Une petite histoire de la psyché

Jean-Claude Guillaume est pédopsychiatre et psychanalyste et secrétaire de la Fédération française de psychothérapie psychanalytique pour l’enfant et l’adolescent. Ouvert à d’autres modèles de pensée que le modèle psychanalytique, Jean-Claude Guillaume aime explorer les croisées des chemins, là où les rencontres sont créatrices, et les chemins buissonniers qui restaurent l’être. Avec ce nouvel essai, Jean-Claude Guillaume, ouvre un dialogue fécond entre poésie et psychanalyse pour approcher l’intime de la psyché humaine.

Conscient que la poésie et son langage crépusculaire, qui nous rend bilingue dans notre propre langue comme le suggère George Steiner, constituent un merveilleux vaisseau pour plonger dans les profondeurs de l’âme, il s’appuie sur la clinique pour approcher les subtilités inconscientes de l’expérience humaine qui apparaissent dans la poésie, à la fois en détour et en nudité totale, et nourrit la clinique de cette poésie qui seule peut rendre compte, un compte imaginal selon Henry Corbin, de la réalité. Jean-Claude Guillaume évite ainsi l’erreur dualiste et s’oriente vers un indispensable regard non-dualiste.

En posant deux questions auxquelles nul ne peut répondre sans mensonge par un schéma thèse – antithèse – synthèse mais que l’on peut rendre particulièrement fécondes dans un processus thèse – antithèse – antithèse – antithèse – etc., Jean-Claude Guillaume inaugure l’un de ces trop rares chemins serpentins qui vivifient la pensée. Deux questions donc : Le souffle a-t-il une image ? – Histoire, réalité, vérité ? Peut-on saisir l’âme dans une histoire ?

« Même puisée dans les livres, nous rappelle-t-il, l’histoire demeure une tentative de tisser le temps dans le fil du langage et des mots. Elle prend sa source au cœur de la psyché de l’adulte, et vient nourrir l’enfant attentif, avide de ces résonances imaginaires dont il a besoin pour s’organiser, gérer son monde, et développer cette créativité nécessaire à la vie. » Mais quand est-il de l’histoire que l’enfant pourrait ou voudrait raconter ? En effet le monde psychique est un jeu de miroirs complexe qui renvoie ou étouffe la lumière. Il nous faut établir un autre rapport au mot, à l’image, au rêve pour approcher la réalité qui permette un passage de l’interne à l’externe, une mise au jour elle-même rétroactive et donc susceptible d’établir un nouveau paradigme interne.

Par ce dialogue, rigoureux, entre clinique et poésie (la poésie est la discipline la plus rigoureuse qui soit, la science la plus exacte de toutes), Jean-Claude Guillaume renoue avec une modalité que la philosophie, notamment antique, a longuement développée pour ne pas figer le concept dans l’intellectualité mais lui donner corps, le faire chair, le rendre réellement vivant.

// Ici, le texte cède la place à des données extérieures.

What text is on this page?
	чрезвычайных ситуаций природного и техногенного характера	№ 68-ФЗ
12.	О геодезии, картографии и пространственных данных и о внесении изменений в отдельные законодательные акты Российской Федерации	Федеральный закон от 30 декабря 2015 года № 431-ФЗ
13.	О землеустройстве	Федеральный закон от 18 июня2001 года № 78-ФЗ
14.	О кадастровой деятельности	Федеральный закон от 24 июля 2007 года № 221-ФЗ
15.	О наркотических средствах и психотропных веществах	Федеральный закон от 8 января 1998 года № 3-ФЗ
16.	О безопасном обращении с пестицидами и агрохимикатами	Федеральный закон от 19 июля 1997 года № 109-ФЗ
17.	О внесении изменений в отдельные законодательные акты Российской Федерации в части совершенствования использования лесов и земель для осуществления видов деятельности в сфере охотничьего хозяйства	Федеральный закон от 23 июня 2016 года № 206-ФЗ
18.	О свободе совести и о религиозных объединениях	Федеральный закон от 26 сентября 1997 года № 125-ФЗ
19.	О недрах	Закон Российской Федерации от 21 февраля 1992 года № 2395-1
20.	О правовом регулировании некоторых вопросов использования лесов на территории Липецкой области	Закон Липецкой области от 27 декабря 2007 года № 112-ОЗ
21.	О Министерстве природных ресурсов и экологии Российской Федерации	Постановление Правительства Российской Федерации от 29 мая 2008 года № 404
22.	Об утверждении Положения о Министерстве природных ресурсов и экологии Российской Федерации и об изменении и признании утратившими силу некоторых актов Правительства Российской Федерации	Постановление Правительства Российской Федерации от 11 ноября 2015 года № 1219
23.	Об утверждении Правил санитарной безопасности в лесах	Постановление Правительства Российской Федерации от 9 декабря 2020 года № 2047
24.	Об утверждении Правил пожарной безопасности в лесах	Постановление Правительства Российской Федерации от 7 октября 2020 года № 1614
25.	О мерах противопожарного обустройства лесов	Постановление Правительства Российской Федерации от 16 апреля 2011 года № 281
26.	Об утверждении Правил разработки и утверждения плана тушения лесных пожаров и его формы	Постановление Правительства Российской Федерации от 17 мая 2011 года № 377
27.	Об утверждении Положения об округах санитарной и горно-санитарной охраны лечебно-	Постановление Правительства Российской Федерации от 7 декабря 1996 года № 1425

Ce que le corps dit, ce que le trouble énonce, constituent autant de signes d’un procès harmonieux ou chaotique de réalisation de l’être. De l’unité à l’atomisation, c’est la gamme infinie des expériences humaines qui se déploient. Bien avant les psychanalystes, les philosophes, les poètes, les auteurs, les prophètes et d’autres explorateurs ont navigué sur l’océan de la psyché, ont plongé dans ses profondeurs, se sont souvent noyés mais en sont parfois revenus plus complets, tout comme Ulysse de retour en Ithaque.

Les psychanalystes, quels que soient les écoles et les courants, se sont souvent enfermés dans une vision réductrice de l’insaisissable, assénant comme vérités leurs propres regards conditionnés, fermant la porte sur l’infini au lieu de l’ouvrir. En invoquant la puissance poétique, Jean-Claude Guillaume renoue avec l’esprit d’Eranos qui avait comme premier principe de ne rien s’interdire, de ne rien pétrifier, pour laisser libre le jeu de la pensée et de la vie. Ce livre s’adresse ainsi à tous ceux que la complexité de l’âme humaine concerne. En appelant dans ses pages un Léonard de Vinci, un Fernando Pessoa, un Georges Bataille, un René Char et tant d’autres qui surent donner par les mots l’intuition paradoxale du réel, Jean-Claude Guillaume, tout en éclairant la clinique, entretient le feu du mystère, ce feu sans lequel la connaissance est vaine.